Friday, March 9, 2012

One of the perks of living in the midst of a botanical garden is the fruit. We grew pretty accustomed to being able to pick fruit off the trees in our yard in South Africa, and here we are similarly blessed, but with quite a different selection of fruit. In South Africa, we had oranges, lemons, figs, guavas, grapes, mulberries, papayas, mangoes, and peaches. We also an avocado tree that failed to produce fruit and banana plants that never made it to ripeness before the first frost came. We successfully mooched quite a few pomegranates off of our neighbors. Here, though the area we have to work with is much larger, we don't have the gardening whiz Mma SB to plant trees so our selection is more limited. There's plenty of mango trees though as well as avocado (that actually produce quite a lot of fruit), starfruit, guava, papaya, banana, and passion fruit (which actually is a vine not a tree). We like to go on fruit gleaning missions and are generally successful though James often has to climb a tree, and I almost always get bitten by mosquitoes and/or black flies in the process.

So with less fruit freely available, I haven't really had the chance to do much canning here as of yet. In South Africa, I didn't do as much as I had hoped, but we were pretty successful in canning peaches, orange marmalade, and mulberry jam. I made my first attempt with starfruit jam the other day, and it turned out pretty well even though I could not find an authoritative recipe. I kind of just threw the pectin and sugar in there and saw what happened. I think I'll use a tad less sugar next time.

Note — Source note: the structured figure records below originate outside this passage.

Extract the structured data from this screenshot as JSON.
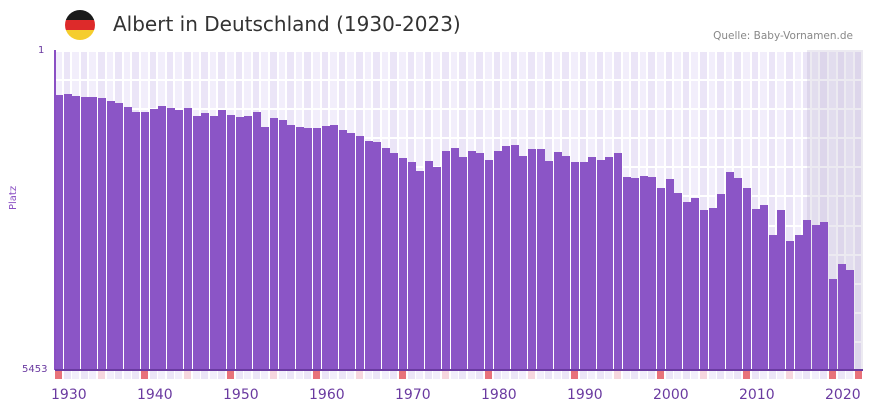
{
  "header": {
    "title": "Albert in Deutschland (1930-2023)",
    "source": "Quelle: Baby-Vornamen.de",
    "flag_colors": [
      "#1a1a1a",
      "#dd2a2a",
      "#f5cd2e"
    ]
  },
  "axes": {
    "y_top": "1",
    "y_bottom": "5453",
    "y_title": "Platz",
    "x_ticks": [
      "1930",
      "1940",
      "1950",
      "1960",
      "1970",
      "1980",
      "1990",
      "2000",
      "2010",
      "2020"
    ]
  },
  "colors": {
    "bar": "#8b55c6",
    "axis": "#6a3aa0",
    "grid_a": "#f2eefb",
    "grid_b": "#ebe5f7",
    "decade_marker": "#e8727a",
    "half_decade_marker": "#f6d6de"
  },
  "chart_data": {
    "type": "bar",
    "title": "Albert in Deutschland (1930-2023)",
    "xlabel": "",
    "ylabel": "Platz",
    "ylim": [
      5453,
      1
    ],
    "y_inverted": true,
    "grid": true,
    "legend": null,
    "categories": [
      1930,
      1931,
      1932,
      1933,
      1934,
      1935,
      1936,
      1937,
      1938,
      1939,
      1940,
      1941,
      1942,
      1943,
      1944,
      1945,
      1946,
      1947,
      1948,
      1949,
      1950,
      1951,
      1952,
      1953,
      1954,
      1955,
      1956,
      1957,
      1958,
      1959,
      1960,
      1961,
      1962,
      1963,
      1964,
      1965,
      1966,
      1967,
      1968,
      1969,
      1970,
      1971,
      1972,
      1973,
      1974,
      1975,
      1976,
      1977,
      1978,
      1979,
      1980,
      1981,
      1982,
      1983,
      1984,
      1985,
      1986,
      1987,
      1988,
      1989,
      1990,
      1991,
      1992,
      1993,
      1994,
      1995,
      1996,
      1997,
      1998,
      1999,
      2000,
      2001,
      2002,
      2003,
      2004,
      2005,
      2006,
      2007,
      2008,
      2009,
      2010,
      2011,
      2012,
      2013,
      2014,
      2015,
      2016,
      2017,
      2018,
      2019,
      2020,
      2021,
      2022
    ],
    "values": [
      768,
      751,
      785,
      802,
      802,
      819,
      870,
      904,
      972,
      1058,
      1058,
      1007,
      956,
      990,
      1024,
      990,
      1126,
      1075,
      1126,
      1024,
      1109,
      1143,
      1126,
      1058,
      1314,
      1160,
      1194,
      1280,
      1314,
      1331,
      1331,
      1297,
      1280,
      1365,
      1416,
      1467,
      1553,
      1570,
      1672,
      1757,
      1842,
      1910,
      2064,
      1893,
      1995,
      1723,
      1672,
      1825,
      1723,
      1757,
      1876,
      1723,
      1638,
      1621,
      1808,
      1689,
      1689,
      1893,
      1740,
      1808,
      1910,
      1910,
      1825,
      1876,
      1825,
      1757,
      2166,
      2183,
      2149,
      2166,
      2353,
      2200,
      2438,
      2592,
      2524,
      2728,
      2694,
      2455,
      2081,
      2183,
      2353,
      2711,
      2643,
      3154,
      2728,
      3256,
      3154,
      2898,
      2983,
      2932,
      3904,
      3648,
      3750
    ],
    "series": [
      {
        "name": "Platz",
        "values_ref": "values"
      }
    ]
  }
}
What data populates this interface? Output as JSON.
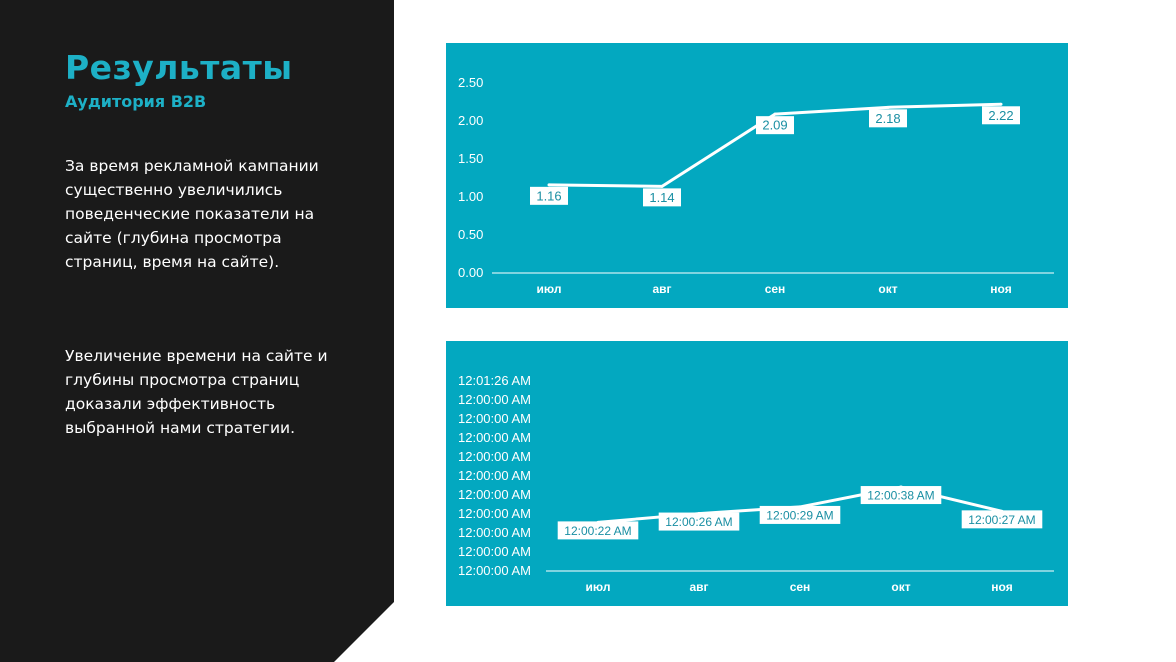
{
  "slide": {
    "title": "Результаты",
    "subtitle": "Аудитория B2B",
    "paragraph1": "За время рекламной кампании существенно увеличились поведенческие показатели на сайте (глубина просмотра страниц, время на сайте).",
    "paragraph2": "Увеличение времени на сайте и глубины просмотра страниц доказали эффективность выбранной нами стратегии."
  },
  "colors": {
    "panel": "#1a1a1a",
    "accent": "#1db0c6",
    "chart_bg": "#03a8c0",
    "line": "#ffffff"
  },
  "chart_data": [
    {
      "type": "line",
      "categories": [
        "июл",
        "авг",
        "сен",
        "окт",
        "ноя"
      ],
      "values": [
        1.16,
        1.14,
        2.09,
        2.18,
        2.22
      ],
      "data_labels": [
        "1.16",
        "1.14",
        "2.09",
        "2.18",
        "2.22"
      ],
      "y_ticks": [
        "0.00",
        "0.50",
        "1.00",
        "1.50",
        "2.00",
        "2.50"
      ],
      "ylim": [
        0,
        2.5
      ],
      "title": "",
      "xlabel": "",
      "ylabel": "",
      "grid": false,
      "legend": "none"
    },
    {
      "type": "line",
      "categories": [
        "июл",
        "авг",
        "сен",
        "окт",
        "ноя"
      ],
      "values": [
        22,
        26,
        29,
        38,
        27
      ],
      "value_unit": "seconds",
      "data_labels": [
        "12:00:22 AM",
        "12:00:26 AM",
        "12:00:29 AM",
        "12:00:38 AM",
        "12:00:27 AM"
      ],
      "y_ticks": [
        "12:00:00 AM",
        "12:00:00 AM",
        "12:00:00 AM",
        "12:00:00 AM",
        "12:00:00 AM",
        "12:00:00 AM",
        "12:00:00 AM",
        "12:00:00 AM",
        "12:00:00 AM",
        "12:00:00 AM",
        "12:01:26 AM"
      ],
      "ylim": [
        0,
        86
      ],
      "title": "",
      "xlabel": "",
      "ylabel": "",
      "grid": false,
      "legend": "none"
    }
  ]
}
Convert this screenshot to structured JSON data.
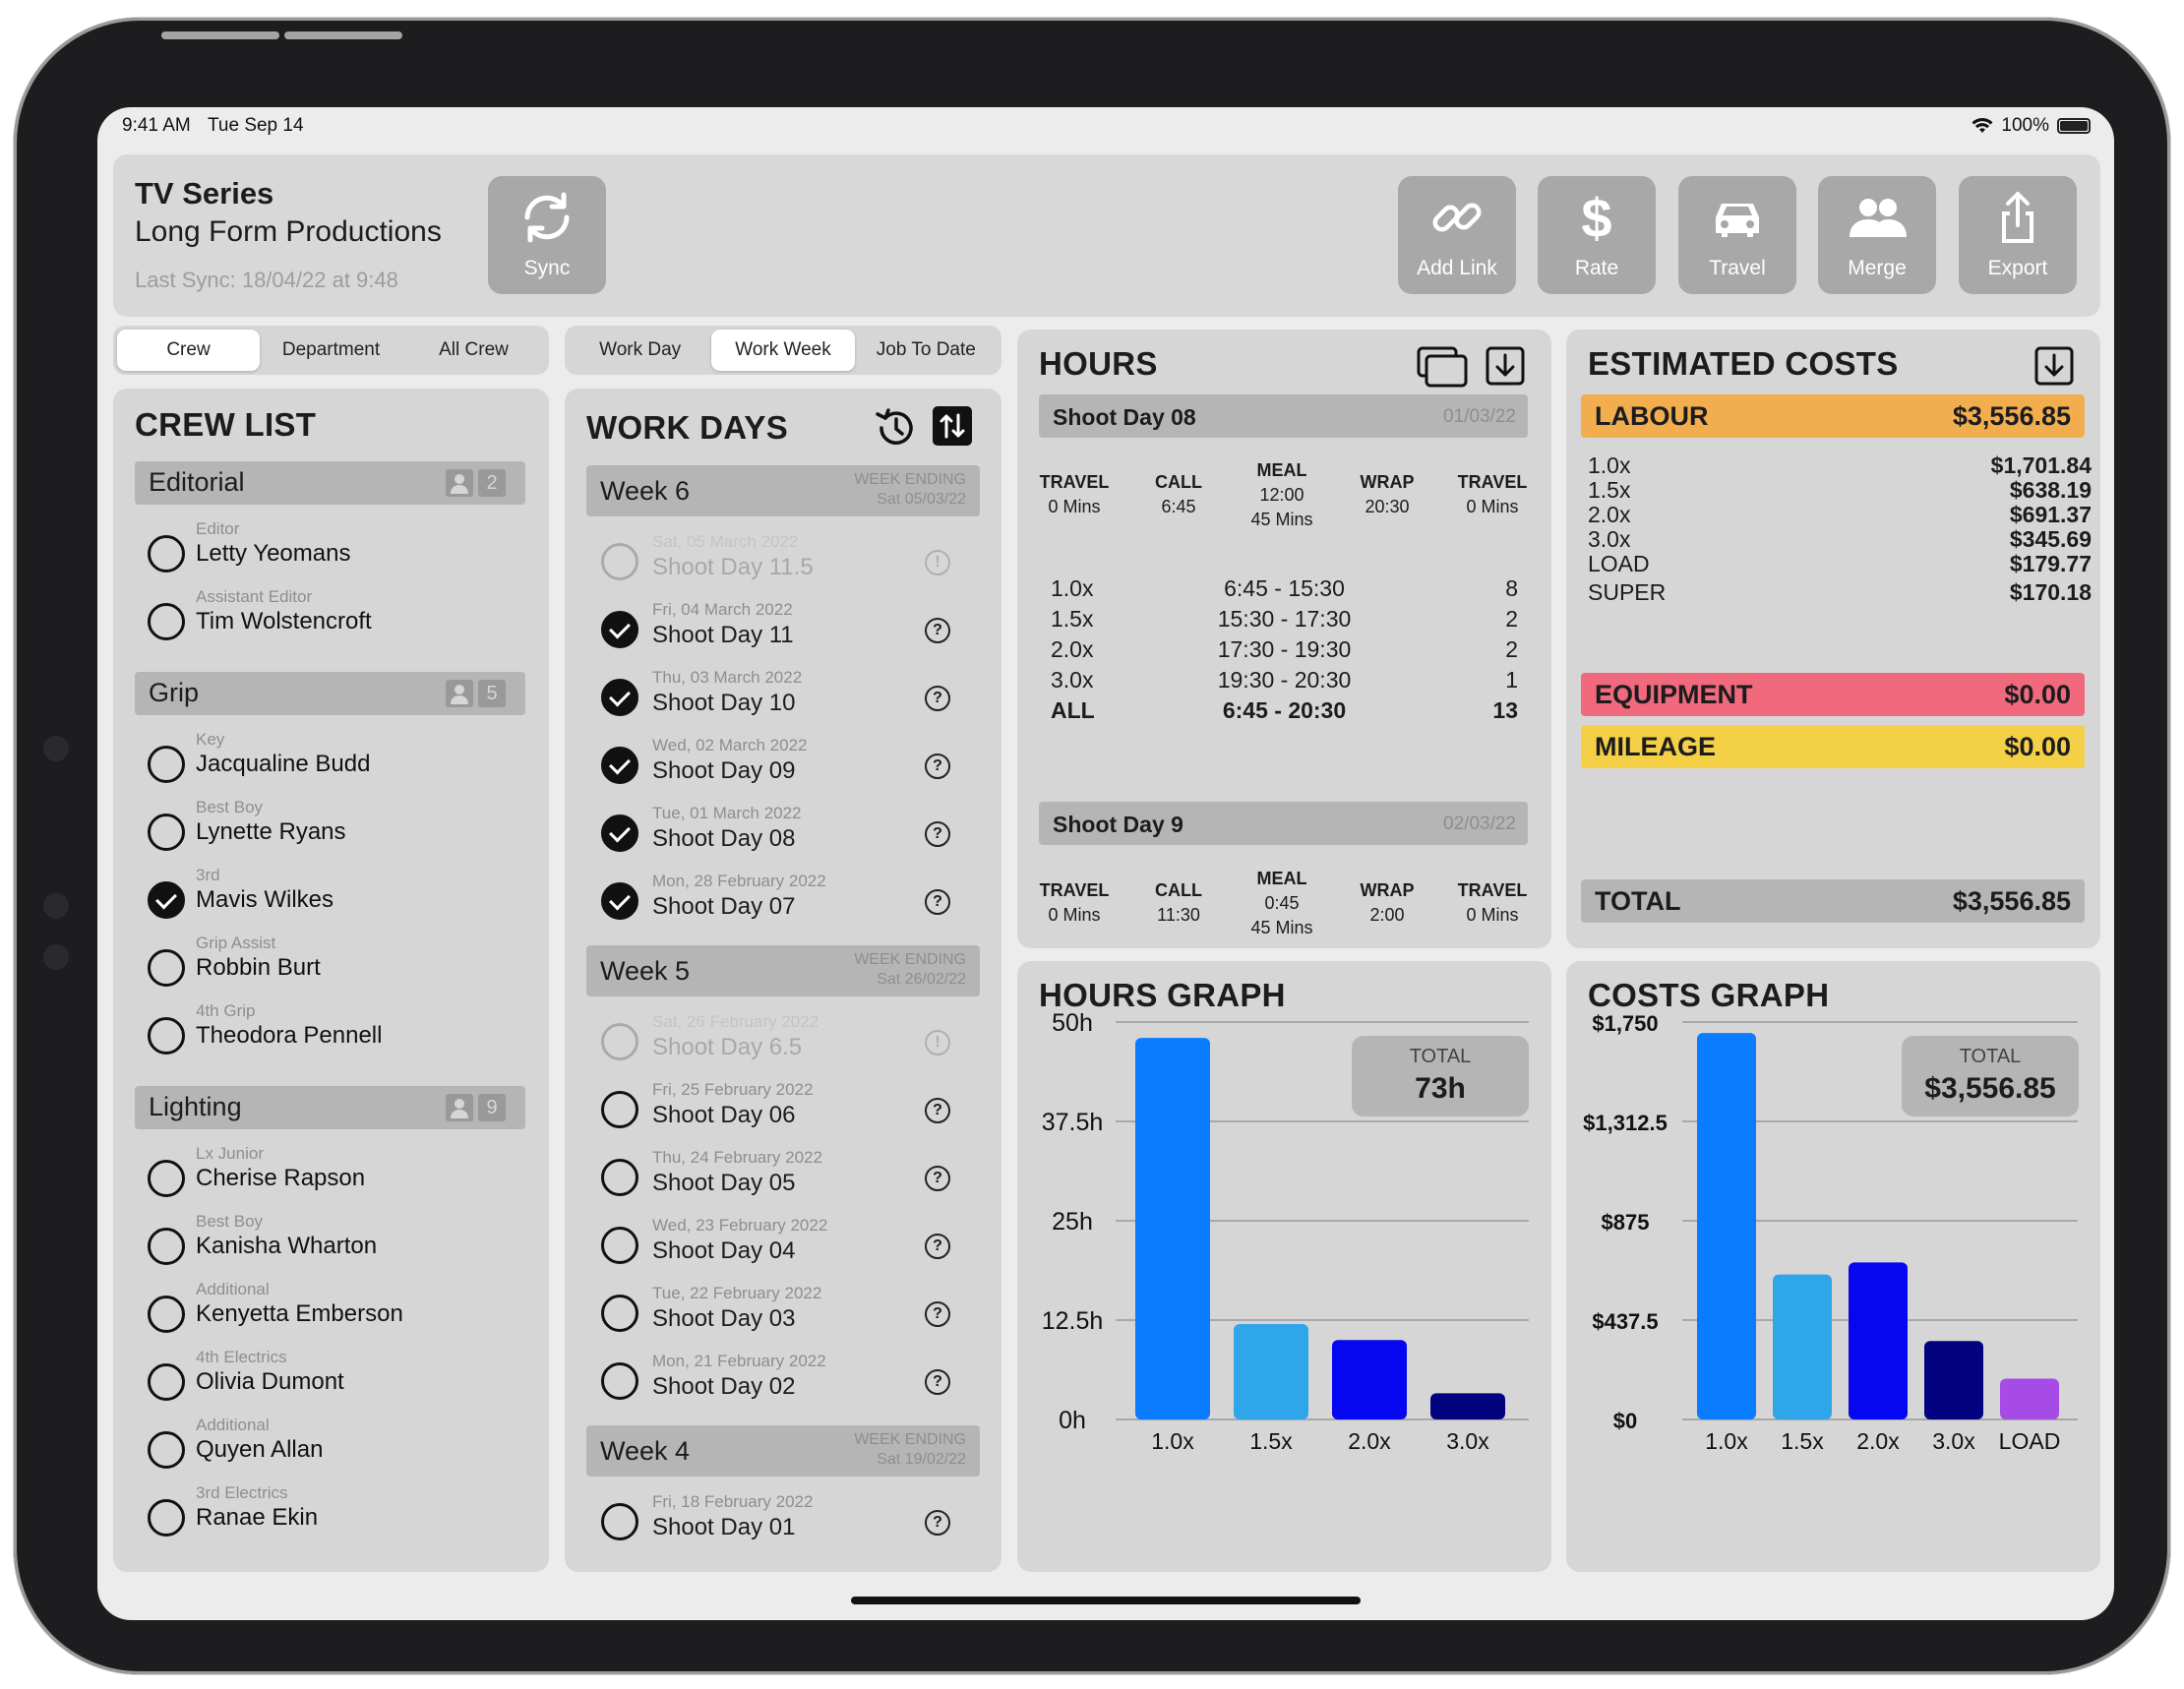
{
  "status_bar": {
    "time": "9:41 AM",
    "date": "Tue Sep 14",
    "battery": "100%"
  },
  "header": {
    "title": "TV Series",
    "subtitle": "Long Form Productions",
    "last_sync": "Last Sync: 18/04/22 at 9:48",
    "sync_label": "Sync",
    "toolbar": {
      "add_link": "Add Link",
      "rate": "Rate",
      "travel": "Travel",
      "merge": "Merge",
      "export": "Export"
    }
  },
  "crew_tabs": [
    "Crew",
    "Department",
    "All Crew"
  ],
  "work_tabs": [
    "Work Day",
    "Work Week",
    "Job To Date"
  ],
  "crew_list": {
    "title": "CREW LIST",
    "groups": [
      {
        "name": "Editorial",
        "count": "2",
        "members": [
          {
            "role": "Editor",
            "name": "Letty Yeomans",
            "checked": false
          },
          {
            "role": "Assistant Editor",
            "name": "Tim Wolstencroft",
            "checked": false
          }
        ]
      },
      {
        "name": "Grip",
        "count": "5",
        "members": [
          {
            "role": "Key",
            "name": "Jacqualine Budd",
            "checked": false
          },
          {
            "role": "Best Boy",
            "name": "Lynette Ryans",
            "checked": false
          },
          {
            "role": "3rd",
            "name": "Mavis Wilkes",
            "checked": true
          },
          {
            "role": "Grip Assist",
            "name": "Robbin Burt",
            "checked": false
          },
          {
            "role": "4th Grip",
            "name": "Theodora Pennell",
            "checked": false
          }
        ]
      },
      {
        "name": "Lighting",
        "count": "9",
        "members": [
          {
            "role": "Lx Junior",
            "name": "Cherise Rapson",
            "checked": false
          },
          {
            "role": "Best Boy",
            "name": "Kanisha Wharton",
            "checked": false
          },
          {
            "role": "Additional",
            "name": "Kenyetta Emberson",
            "checked": false
          },
          {
            "role": "4th Electrics",
            "name": "Olivia Dumont",
            "checked": false
          },
          {
            "role": "Additional",
            "name": "Quyen Allan",
            "checked": false
          },
          {
            "role": "3rd Electrics",
            "name": "Ranae Ekin",
            "checked": false
          }
        ]
      }
    ]
  },
  "work_days": {
    "title": "WORK DAYS",
    "weeks": [
      {
        "name": "Week 6",
        "ending_label": "WEEK ENDING",
        "ending_date": "Sat 05/03/22",
        "days": [
          {
            "date": "Sat, 05 March 2022",
            "name": "Shoot Day 11.5",
            "state": "faded"
          },
          {
            "date": "Fri, 04 March 2022",
            "name": "Shoot Day 11",
            "state": "checked"
          },
          {
            "date": "Thu, 03 March 2022",
            "name": "Shoot Day 10",
            "state": "checked"
          },
          {
            "date": "Wed, 02 March 2022",
            "name": "Shoot Day 09",
            "state": "checked"
          },
          {
            "date": "Tue, 01 March 2022",
            "name": "Shoot Day 08",
            "state": "checked"
          },
          {
            "date": "Mon, 28 February 2022",
            "name": "Shoot Day 07",
            "state": "checked"
          }
        ]
      },
      {
        "name": "Week 5",
        "ending_label": "WEEK ENDING",
        "ending_date": "Sat 26/02/22",
        "days": [
          {
            "date": "Sat, 26 February 2022",
            "name": "Shoot Day 6.5",
            "state": "faded"
          },
          {
            "date": "Fri, 25 February 2022",
            "name": "Shoot Day 06",
            "state": "empty"
          },
          {
            "date": "Thu, 24 February 2022",
            "name": "Shoot Day 05",
            "state": "empty"
          },
          {
            "date": "Wed, 23 February 2022",
            "name": "Shoot Day 04",
            "state": "empty"
          },
          {
            "date": "Tue, 22 February 2022",
            "name": "Shoot Day 03",
            "state": "empty"
          },
          {
            "date": "Mon, 21 February 2022",
            "name": "Shoot Day 02",
            "state": "empty"
          }
        ]
      },
      {
        "name": "Week 4",
        "ending_label": "WEEK ENDING",
        "ending_date": "Sat 19/02/22",
        "days": [
          {
            "date": "Fri, 18 February 2022",
            "name": "Shoot Day 01",
            "state": "empty"
          }
        ]
      }
    ]
  },
  "hours": {
    "title": "HOURS",
    "days": [
      {
        "name": "Shoot Day 08",
        "date": "01/03/22",
        "times": [
          {
            "label": "TRAVEL",
            "value": "0 Mins"
          },
          {
            "label": "CALL",
            "value": "6:45"
          },
          {
            "label": "MEAL",
            "value": "12:00",
            "extra": "45 Mins"
          },
          {
            "label": "WRAP",
            "value": "20:30"
          },
          {
            "label": "TRAVEL",
            "value": "0 Mins"
          }
        ],
        "rows": [
          {
            "rate": "1.0x",
            "range": "6:45 - 15:30",
            "hours": "8"
          },
          {
            "rate": "1.5x",
            "range": "15:30 - 17:30",
            "hours": "2"
          },
          {
            "rate": "2.0x",
            "range": "17:30 - 19:30",
            "hours": "2"
          },
          {
            "rate": "3.0x",
            "range": "19:30 - 20:30",
            "hours": "1"
          },
          {
            "rate": "ALL",
            "range": "6:45 - 20:30",
            "hours": "13"
          }
        ]
      },
      {
        "name": "Shoot Day 9",
        "date": "02/03/22",
        "times": [
          {
            "label": "TRAVEL",
            "value": "0 Mins"
          },
          {
            "label": "CALL",
            "value": "11:30"
          },
          {
            "label": "MEAL",
            "value": "0:45",
            "extra": "45 Mins"
          },
          {
            "label": "WRAP",
            "value": "2:00"
          },
          {
            "label": "TRAVEL",
            "value": "0 Mins"
          }
        ]
      }
    ]
  },
  "costs": {
    "title": "ESTIMATED COSTS",
    "labour": {
      "label": "LABOUR",
      "value": "$3,556.85",
      "color": "#f2ae4e"
    },
    "labour_rows": [
      {
        "label": "1.0x",
        "value": "$1,701.84"
      },
      {
        "label": "1.5x",
        "value": "$638.19"
      },
      {
        "label": "2.0x",
        "value": "$691.37"
      },
      {
        "label": "3.0x",
        "value": "$345.69"
      },
      {
        "label": "LOAD",
        "value": "$179.77"
      },
      {
        "label": "SUPER",
        "value": "$170.18"
      }
    ],
    "equipment": {
      "label": "EQUIPMENT",
      "value": "$0.00",
      "color": "#f0697c"
    },
    "mileage": {
      "label": "MILEAGE",
      "value": "$0.00",
      "color": "#f3d046"
    },
    "total": {
      "label": "TOTAL",
      "value": "$3,556.85"
    }
  },
  "chart_data": [
    {
      "type": "bar",
      "title": "HOURS GRAPH",
      "categories": [
        "1.0x",
        "1.5x",
        "2.0x",
        "3.0x"
      ],
      "values": [
        48,
        12,
        10,
        3.3
      ],
      "colors": [
        "#0a7cff",
        "#30a6ea",
        "#0606f0",
        "#03037f"
      ],
      "ylim": [
        0,
        50
      ],
      "yticks": [
        "0h",
        "12.5h",
        "25h",
        "37.5h",
        "50h"
      ],
      "total_label": "TOTAL",
      "total_value": "73h",
      "grid": true
    },
    {
      "type": "bar",
      "title": "COSTS GRAPH",
      "categories": [
        "1.0x",
        "1.5x",
        "2.0x",
        "3.0x",
        "LOAD"
      ],
      "values": [
        1701.84,
        638.19,
        691.37,
        345.69,
        179.77
      ],
      "colors": [
        "#0a7cff",
        "#30a6ea",
        "#0606f0",
        "#03037f",
        "#a64be6"
      ],
      "ylim": [
        0,
        1750
      ],
      "yticks": [
        "$0",
        "$437.5",
        "$875",
        "$1,312.5",
        "$1,750"
      ],
      "total_label": "TOTAL",
      "total_value": "$3,556.85",
      "grid": true
    }
  ]
}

So the fruit gleaning and jam making have been part of our spring break activities. Having a week off and deciding not to travel has been great. We've done almost everything that we had wanted to do and not gotten around to yet. We bought a wicker couch for our porch and a blender, we traveled to the beautiful Kisantu botanical gardens about 2 hours out of town, we wove our way through the monstrous grand marche, we walked down to the ancient anthropology museum at the bottom of the hill we live on and touched Mobutu's chair/throne, and we took care of the details for our trip to Gabon during our second spring break. Overall, it's been a great week and a great chance to get to explore.